Franz, a non-practicing Jew, lives with his daughter in Vienna in 1938.  The Nazis recently dismissed him from his renowned position as surgeon at a hospital in the city.  Kristallnacht (the night of crystal), the Nazis murder his brother.  Franz knows he must flee.  He is especially worried about his daughter, Hannah, who has cerebral palsy.  He can only imagine the horrible atrocities the Nazis would inflict upon her, both handicapped and Jewish.  Hannah, ironically, does not “even know how to be Jewish.”  Franz arranges to secure passage to Shanghai for himself, his daughter, and his sister-in-law, Esther.


Shanghai is a different world entirely and the place where many other Jews are seeking asylum.  Kalla is at his best when he describes Shanghai, a city many foreigners call home.  Inside this city French people, Chinese people, British people, Jewish people, and Japanese people all live.  Japanese soldiers invaded China in the 1930s, and the situation is precarious but Franz feels it is better in Shanghai than Vienna.  His beliefs are put to the test, though, once the Japanese bomb Pearl Harbor and Hitler and the Japanese grow cozier than ever.
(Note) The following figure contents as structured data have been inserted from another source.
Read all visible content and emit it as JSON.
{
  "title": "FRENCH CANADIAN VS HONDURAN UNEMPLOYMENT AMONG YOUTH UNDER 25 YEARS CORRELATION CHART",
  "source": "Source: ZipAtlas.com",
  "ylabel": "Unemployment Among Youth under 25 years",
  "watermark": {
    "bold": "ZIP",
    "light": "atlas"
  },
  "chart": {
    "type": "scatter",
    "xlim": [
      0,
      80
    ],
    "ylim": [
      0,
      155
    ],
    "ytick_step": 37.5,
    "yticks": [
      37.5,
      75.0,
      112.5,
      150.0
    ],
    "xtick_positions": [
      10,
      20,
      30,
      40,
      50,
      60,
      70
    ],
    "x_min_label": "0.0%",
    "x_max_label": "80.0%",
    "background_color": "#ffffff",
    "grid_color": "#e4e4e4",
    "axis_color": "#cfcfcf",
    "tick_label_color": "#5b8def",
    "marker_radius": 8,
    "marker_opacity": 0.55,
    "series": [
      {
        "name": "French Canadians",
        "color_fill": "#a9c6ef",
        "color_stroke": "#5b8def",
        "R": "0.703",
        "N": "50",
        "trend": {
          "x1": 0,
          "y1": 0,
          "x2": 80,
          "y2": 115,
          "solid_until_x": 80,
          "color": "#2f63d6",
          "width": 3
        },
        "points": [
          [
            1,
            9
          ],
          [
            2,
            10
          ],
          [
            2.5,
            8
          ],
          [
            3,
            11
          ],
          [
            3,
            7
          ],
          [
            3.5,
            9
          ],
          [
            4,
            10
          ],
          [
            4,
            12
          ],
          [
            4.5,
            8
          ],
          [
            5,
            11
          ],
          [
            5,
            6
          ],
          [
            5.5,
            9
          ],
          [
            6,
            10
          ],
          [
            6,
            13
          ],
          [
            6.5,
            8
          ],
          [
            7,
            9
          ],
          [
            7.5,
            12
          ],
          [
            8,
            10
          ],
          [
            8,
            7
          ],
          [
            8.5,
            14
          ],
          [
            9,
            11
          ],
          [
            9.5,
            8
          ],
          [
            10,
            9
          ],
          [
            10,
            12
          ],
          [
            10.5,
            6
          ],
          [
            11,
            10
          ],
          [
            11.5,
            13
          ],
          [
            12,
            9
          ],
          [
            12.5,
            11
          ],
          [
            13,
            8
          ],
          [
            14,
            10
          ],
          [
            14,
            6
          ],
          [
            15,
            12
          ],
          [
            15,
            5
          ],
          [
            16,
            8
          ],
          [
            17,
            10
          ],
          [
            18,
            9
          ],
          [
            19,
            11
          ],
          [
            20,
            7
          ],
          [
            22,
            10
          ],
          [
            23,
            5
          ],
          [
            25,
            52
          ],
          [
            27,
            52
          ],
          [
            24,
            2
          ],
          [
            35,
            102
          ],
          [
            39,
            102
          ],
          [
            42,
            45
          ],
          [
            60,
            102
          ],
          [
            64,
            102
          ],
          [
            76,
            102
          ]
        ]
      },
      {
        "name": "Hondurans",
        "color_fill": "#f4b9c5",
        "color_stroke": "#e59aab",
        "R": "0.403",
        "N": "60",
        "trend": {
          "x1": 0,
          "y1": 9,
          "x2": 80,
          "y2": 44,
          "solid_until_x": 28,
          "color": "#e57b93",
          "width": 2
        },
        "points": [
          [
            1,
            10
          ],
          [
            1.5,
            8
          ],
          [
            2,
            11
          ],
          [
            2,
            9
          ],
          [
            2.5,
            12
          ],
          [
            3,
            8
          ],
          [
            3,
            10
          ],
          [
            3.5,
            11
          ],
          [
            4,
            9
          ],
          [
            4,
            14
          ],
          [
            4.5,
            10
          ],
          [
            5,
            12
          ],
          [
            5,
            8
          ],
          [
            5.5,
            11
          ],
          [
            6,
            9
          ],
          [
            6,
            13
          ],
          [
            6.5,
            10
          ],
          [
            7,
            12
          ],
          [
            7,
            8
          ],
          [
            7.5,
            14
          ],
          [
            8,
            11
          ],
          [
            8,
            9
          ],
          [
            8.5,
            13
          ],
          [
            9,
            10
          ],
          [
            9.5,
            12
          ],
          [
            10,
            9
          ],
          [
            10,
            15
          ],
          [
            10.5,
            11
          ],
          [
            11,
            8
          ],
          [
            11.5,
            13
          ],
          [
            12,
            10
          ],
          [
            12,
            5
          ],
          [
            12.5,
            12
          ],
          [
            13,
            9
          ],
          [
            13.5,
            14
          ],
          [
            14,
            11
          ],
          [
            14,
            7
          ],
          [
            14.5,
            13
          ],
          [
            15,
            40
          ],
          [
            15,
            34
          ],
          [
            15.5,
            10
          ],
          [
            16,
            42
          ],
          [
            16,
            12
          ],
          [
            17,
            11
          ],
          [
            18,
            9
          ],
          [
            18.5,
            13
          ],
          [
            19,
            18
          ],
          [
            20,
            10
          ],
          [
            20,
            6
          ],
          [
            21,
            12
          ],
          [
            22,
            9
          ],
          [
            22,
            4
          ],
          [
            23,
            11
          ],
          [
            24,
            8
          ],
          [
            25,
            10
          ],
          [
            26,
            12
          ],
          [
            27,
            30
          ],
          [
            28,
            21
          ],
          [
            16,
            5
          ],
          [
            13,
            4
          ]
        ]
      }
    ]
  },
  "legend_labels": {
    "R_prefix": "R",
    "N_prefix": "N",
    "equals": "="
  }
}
In Shanghai, Franz meets Sunny.  Sunny, in her own eyes, is a “perpetual outsider” since her father is Chinese and her mother is American.  All her life, she has been the subject of bigotry.  Sunny volunteers at a Jewish hospital and there she meets Franz.  Since they are both outcasts, they are drawn to each other.  Kalla, of course, puts many obstacles in the couple’s way that both must overcome.


Kalla peoples his novel with many historical figures and events.  The author does employ literary license with some characters as he molds their actions and words to fit his needs.  At times, everything feels so real that I believe everything Kalla writes.  He has the ability of putting a spell on the reader.


I was particularly enthralled by a few of Kalla’s peripheral characters.  But I think Kalla has the most fun with Franz’s artist friend, Ernst.  Ernst is flamboyant and often speaks before he thinks.  Sunny’s friend, Jia-Li, is also an intriguing character.  Strong secondary characters like these allow Kalla to create a number of interesting sub-plots.


Somehow Kalla’s story appealed to all five of my senses.  Shanghai is the place that allows him to do this.  His emotional, vivid story brings the city to life.  The Far Side of the Sky will appeal to fans of Sarah’s Key (Tatiana de Rosnay), The Baker’s Daughter (Sarah McCoy), Shanghai Girls (Lisa See), and The Piano Teacher (Janice Y.K. Lee).